Jack’s son, Will, had been having trouble at his group home, and so his parents had put him in a psych ward, hoping that a short stay would allow the doctors to adjust his medications and tame his violent acting out. They’d felt pressure, as the parents of people with cognitive disabilities often do, to intervene dramatically, for fear of losing a treasured placement. While Will was in the psych ward, a doctor injected him with a second antipsychotic drug, though Will had already calmed down considerably with the first. In doing so, he brought on what’s called neuroleptic malignant syndrome, killing him. A twenty-six-year old Autist, with a job and friends and passionate interests, surrendered his life to a medical establishment and, I dare say, a culture that doesn’t understand—that doesn’t want to understand—people with autism. Emily was certain that Will’s acting out had been in part a communication problem; something was bothering him, and you needed to find out what it was.

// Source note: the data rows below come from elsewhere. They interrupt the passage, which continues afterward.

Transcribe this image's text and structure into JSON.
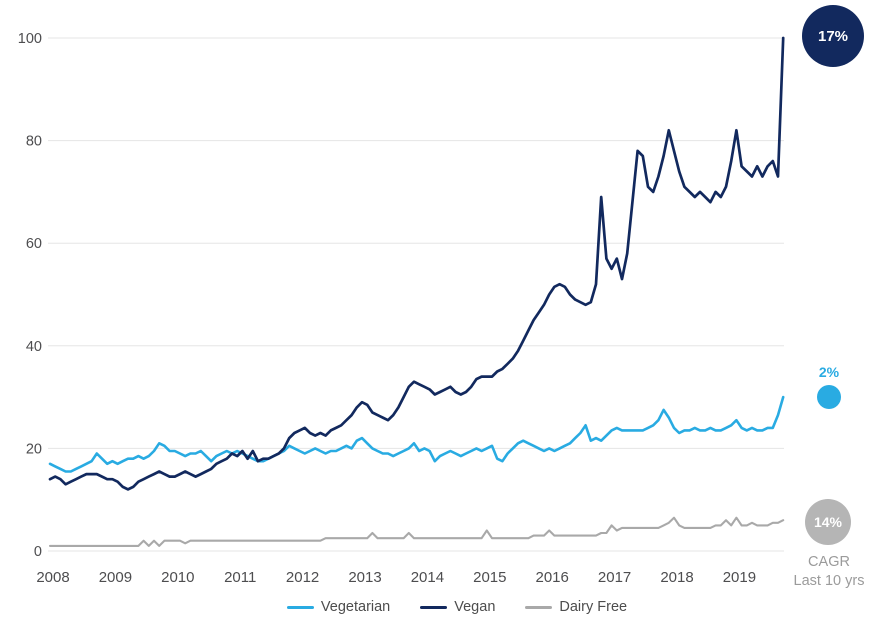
{
  "chart_data": {
    "type": "line",
    "title": "",
    "x_unit": "month",
    "x_range": "Jan 2008 - Oct 2019",
    "xticks": [
      "2008",
      "2009",
      "2010",
      "2011",
      "2012",
      "2013",
      "2014",
      "2015",
      "2016",
      "2017",
      "2018",
      "2019"
    ],
    "yticks": [
      0,
      20,
      40,
      60,
      80,
      100
    ],
    "ylim": [
      0,
      100
    ],
    "grid": "horizontal",
    "legend_position": "bottom",
    "series": [
      {
        "name": "Vegetarian",
        "color": "#29ABE2",
        "values": [
          17,
          16.5,
          16,
          15.5,
          15.5,
          16,
          16.5,
          17,
          17.5,
          19,
          18,
          17,
          17.5,
          17,
          17.5,
          18,
          18,
          18.5,
          18,
          18.5,
          19.5,
          21,
          20.5,
          19.5,
          19.5,
          19,
          18.5,
          19,
          19,
          19.5,
          18.5,
          17.5,
          18.5,
          19,
          19.5,
          19,
          19.5,
          19,
          18.5,
          18,
          17.5,
          17.5,
          18,
          18.5,
          19,
          19.5,
          20.5,
          20,
          19.5,
          19,
          19.5,
          20,
          19.5,
          19,
          19.5,
          19.5,
          20,
          20.5,
          20,
          21.5,
          22,
          21,
          20,
          19.5,
          19,
          19,
          18.5,
          19,
          19.5,
          20,
          21,
          19.5,
          20,
          19.5,
          17.5,
          18.5,
          19,
          19.5,
          19,
          18.5,
          19,
          19.5,
          20,
          19.5,
          20,
          20.5,
          18,
          17.5,
          19,
          20,
          21,
          21.5,
          21,
          20.5,
          20,
          19.5,
          20,
          19.5,
          20,
          20.5,
          21,
          22,
          23,
          24.5,
          21.5,
          22,
          21.5,
          22.5,
          23.5,
          24,
          23.5,
          23.5,
          23.5,
          23.5,
          23.5,
          24,
          24.5,
          25.5,
          27.5,
          26,
          24,
          23,
          23.5,
          23.5,
          24,
          23.5,
          23.5,
          24,
          23.5,
          23.5,
          24,
          24.5,
          25.5,
          24,
          23.5,
          24,
          23.5,
          23.5,
          24,
          24,
          26.5,
          30
        ]
      },
      {
        "name": "Vegan",
        "color": "#12295E",
        "values": [
          14,
          14.5,
          14,
          13,
          13.5,
          14,
          14.5,
          15,
          15,
          15,
          14.5,
          14,
          14,
          13.5,
          12.5,
          12,
          12.5,
          13.5,
          14,
          14.5,
          15,
          15.5,
          15,
          14.5,
          14.5,
          15,
          15.5,
          15,
          14.5,
          15,
          15.5,
          16,
          17,
          17.5,
          18,
          19,
          18.5,
          19.5,
          18,
          19.5,
          17.5,
          18,
          18,
          18.5,
          19,
          20,
          22,
          23,
          23.5,
          24,
          23,
          22.5,
          23,
          22.5,
          23.5,
          24,
          24.5,
          25.5,
          26.5,
          28,
          29,
          28.5,
          27,
          26.5,
          26,
          25.5,
          26.5,
          28,
          30,
          32,
          33,
          32.5,
          32,
          31.5,
          30.5,
          31,
          31.5,
          32,
          31,
          30.5,
          31,
          32,
          33.5,
          34,
          34,
          34,
          35,
          35.5,
          36.5,
          37.5,
          39,
          41,
          43,
          45,
          46.5,
          48,
          50,
          51.5,
          52,
          51.5,
          50,
          49,
          48.5,
          48,
          48.5,
          52,
          69,
          57,
          55,
          57,
          53,
          58,
          68,
          78,
          77,
          71,
          70,
          73,
          77,
          82,
          78,
          74,
          71,
          70,
          69,
          70,
          69,
          68,
          70,
          69,
          71,
          76,
          82,
          75,
          74,
          73,
          75,
          73,
          75,
          76,
          73,
          100
        ]
      },
      {
        "name": "Dairy Free",
        "color": "#A9A9A9",
        "values": [
          1,
          1,
          1,
          1,
          1,
          1,
          1,
          1,
          1,
          1,
          1,
          1,
          1,
          1,
          1,
          1,
          1,
          1,
          2,
          1,
          2,
          1,
          2,
          2,
          2,
          2,
          1.5,
          2,
          2,
          2,
          2,
          2,
          2,
          2,
          2,
          2,
          2,
          2,
          2,
          2,
          2,
          2,
          2,
          2,
          2,
          2,
          2,
          2,
          2,
          2,
          2,
          2,
          2,
          2.5,
          2.5,
          2.5,
          2.5,
          2.5,
          2.5,
          2.5,
          2.5,
          2.5,
          3.5,
          2.5,
          2.5,
          2.5,
          2.5,
          2.5,
          2.5,
          3.5,
          2.5,
          2.5,
          2.5,
          2.5,
          2.5,
          2.5,
          2.5,
          2.5,
          2.5,
          2.5,
          2.5,
          2.5,
          2.5,
          2.5,
          4,
          2.5,
          2.5,
          2.5,
          2.5,
          2.5,
          2.5,
          2.5,
          2.5,
          3,
          3,
          3,
          4,
          3,
          3,
          3,
          3,
          3,
          3,
          3,
          3,
          3,
          3.5,
          3.5,
          5,
          4,
          4.5,
          4.5,
          4.5,
          4.5,
          4.5,
          4.5,
          4.5,
          4.5,
          5,
          5.5,
          6.5,
          5,
          4.5,
          4.5,
          4.5,
          4.5,
          4.5,
          4.5,
          5,
          5,
          6,
          5,
          6.5,
          5,
          5,
          5.5,
          5,
          5,
          5,
          5.5,
          5.5,
          6
        ]
      }
    ],
    "annotations": {
      "cagr_label": "CAGR",
      "cagr_sublabel": "Last 10 yrs",
      "badges": [
        {
          "series": "Vegan",
          "value": "17%",
          "color": "#12295E",
          "text_style": "white-on-circle"
        },
        {
          "series": "Vegetarian",
          "value": "2%",
          "color": "#29ABE2",
          "text_style": "colored-above-dot"
        },
        {
          "series": "Dairy Free",
          "value": "14%",
          "color": "#B5B5B5",
          "text_style": "white-on-circle"
        }
      ]
    },
    "colors": {
      "background": "#ffffff",
      "gridline": "#e5e5e5",
      "axis_text": "#4d4d4f",
      "legend_text": "#4d4d4d",
      "cagr_text": "#9b9b9b"
    }
  }
}
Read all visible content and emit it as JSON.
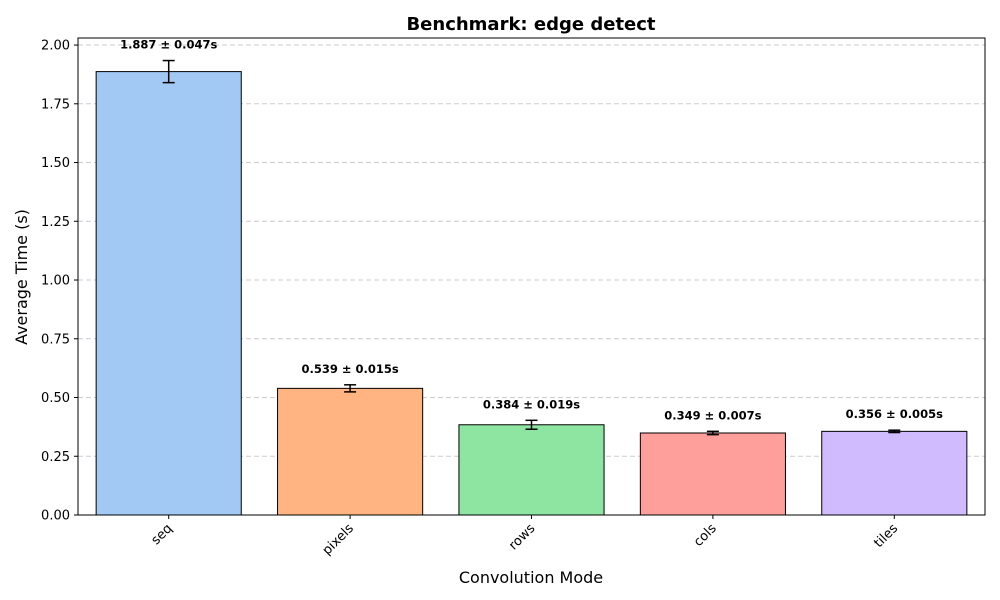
{
  "chart_data": {
    "type": "bar",
    "title": "Benchmark: edge detect",
    "xlabel": "Convolution Mode",
    "ylabel": "Average Time (s)",
    "ylim": [
      0,
      2.03
    ],
    "yticks": [
      "0.00",
      "0.25",
      "0.50",
      "0.75",
      "1.00",
      "1.25",
      "1.50",
      "1.75",
      "2.00"
    ],
    "grid": "horizontal dashed",
    "categories": [
      "seq",
      "pixels",
      "rows",
      "cols",
      "tiles"
    ],
    "values": [
      1.887,
      0.539,
      0.384,
      0.349,
      0.356
    ],
    "errors": [
      0.047,
      0.015,
      0.019,
      0.007,
      0.005
    ],
    "data_labels": [
      "1.887 ± 0.047s",
      "0.539 ± 0.015s",
      "0.384 ± 0.019s",
      "0.349 ± 0.007s",
      "0.356 ± 0.005s"
    ],
    "colors": [
      "#a1c9f4",
      "#ffb482",
      "#8de5a1",
      "#ff9f9b",
      "#d0bbff"
    ]
  }
}
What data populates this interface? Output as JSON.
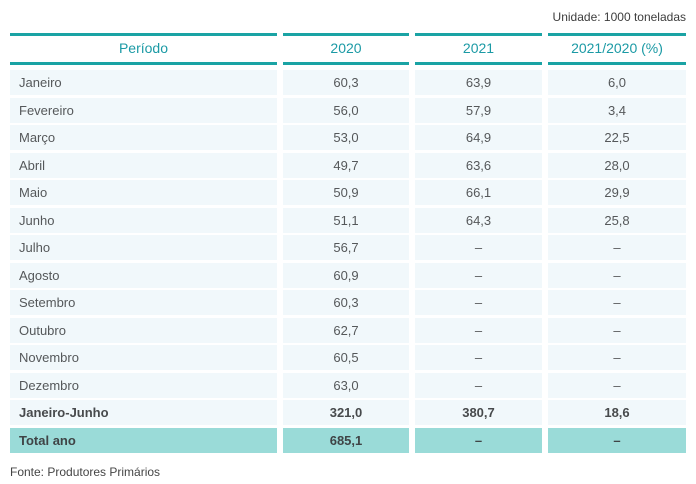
{
  "unit_label": "Unidade: 1000 toneladas",
  "source_label": "Fonte: Produtores Primários",
  "colors": {
    "accent_teal": "#1aa3a4",
    "header_text": "#1b9aa5",
    "row_background": "#f1f8fb",
    "total_row_background": "#9adbd8",
    "cell_text": "#55585a"
  },
  "chart_data": {
    "type": "table",
    "title": "",
    "unit": "1000 toneladas",
    "columns": [
      "Período",
      "2020",
      "2021",
      "2021/2020 (%)"
    ],
    "rows": [
      {
        "cells": [
          "Janeiro",
          "60,3",
          "63,9",
          "6,0"
        ],
        "style": "normal"
      },
      {
        "cells": [
          "Fevereiro",
          "56,0",
          "57,9",
          "3,4"
        ],
        "style": "normal"
      },
      {
        "cells": [
          "Março",
          "53,0",
          "64,9",
          "22,5"
        ],
        "style": "normal"
      },
      {
        "cells": [
          "Abril",
          "49,7",
          "63,6",
          "28,0"
        ],
        "style": "normal"
      },
      {
        "cells": [
          "Maio",
          "50,9",
          "66,1",
          "29,9"
        ],
        "style": "normal"
      },
      {
        "cells": [
          "Junho",
          "51,1",
          "64,3",
          "25,8"
        ],
        "style": "normal"
      },
      {
        "cells": [
          "Julho",
          "56,7",
          "–",
          "–"
        ],
        "style": "normal"
      },
      {
        "cells": [
          "Agosto",
          "60,9",
          "–",
          "–"
        ],
        "style": "normal"
      },
      {
        "cells": [
          "Setembro",
          "60,3",
          "–",
          "–"
        ],
        "style": "normal"
      },
      {
        "cells": [
          "Outubro",
          "62,7",
          "–",
          "–"
        ],
        "style": "normal"
      },
      {
        "cells": [
          "Novembro",
          "60,5",
          "–",
          "–"
        ],
        "style": "normal"
      },
      {
        "cells": [
          "Dezembro",
          "63,0",
          "–",
          "–"
        ],
        "style": "normal"
      },
      {
        "cells": [
          "Janeiro-Junho",
          "321,0",
          "380,7",
          "18,6"
        ],
        "style": "bold"
      },
      {
        "cells": [
          "Total ano",
          "685,1",
          "–",
          "–"
        ],
        "style": "total"
      }
    ],
    "source": "Fonte: Produtores Primários"
  }
}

The incident made me think of the awful decisions parents have to make about medicating their children; we live in a positively pill-happy country, embracing a mechanistic view of the brain in which well-being (or its more cynical counterpart, zombied stupor) is only one, two, three, four, five pharmacological interventions away. How to balance respect for scientific advances with a healthy skepticism about this narrow view of human operation, not to mention the economic forces that support it? Emily and I have staked our very lives on a holistic approach, one that honors DJ’s full humanity and, at the same time, addresses the problem of seizures, hemiplegic migraines, and trauma-induced rage attacks.
DJ’s still on the Topomax and the Risperdal. Will’s death nearly paralyzed me with stress about the risks of taking these medications. Thank God we had, still have, a terrific psychiatrist, Dr. Babson, who listened to our worries and helped us to craft a strategy for minimizing the risks. As Will’s case demonstrates, not every person with a cognitive disability has such thoughtful, compassionate care, and even with it problems can occur. The latter point aside, what happened to Will too easily resonated with a larger history of neglect, injury, and exclusion. The pending lawsuit may still reveal an ordinary instance of malpractice, but I’d like to know how much less careful doctors are when prescribing drugs to those with cognitive disabilities? At the funeral, Emily noticed many with such disabilities in attendance, people she’d never seen before in the town of Grinnell. To a person, they sobbed throughout the service, especially when the minister played Will’s favorite music.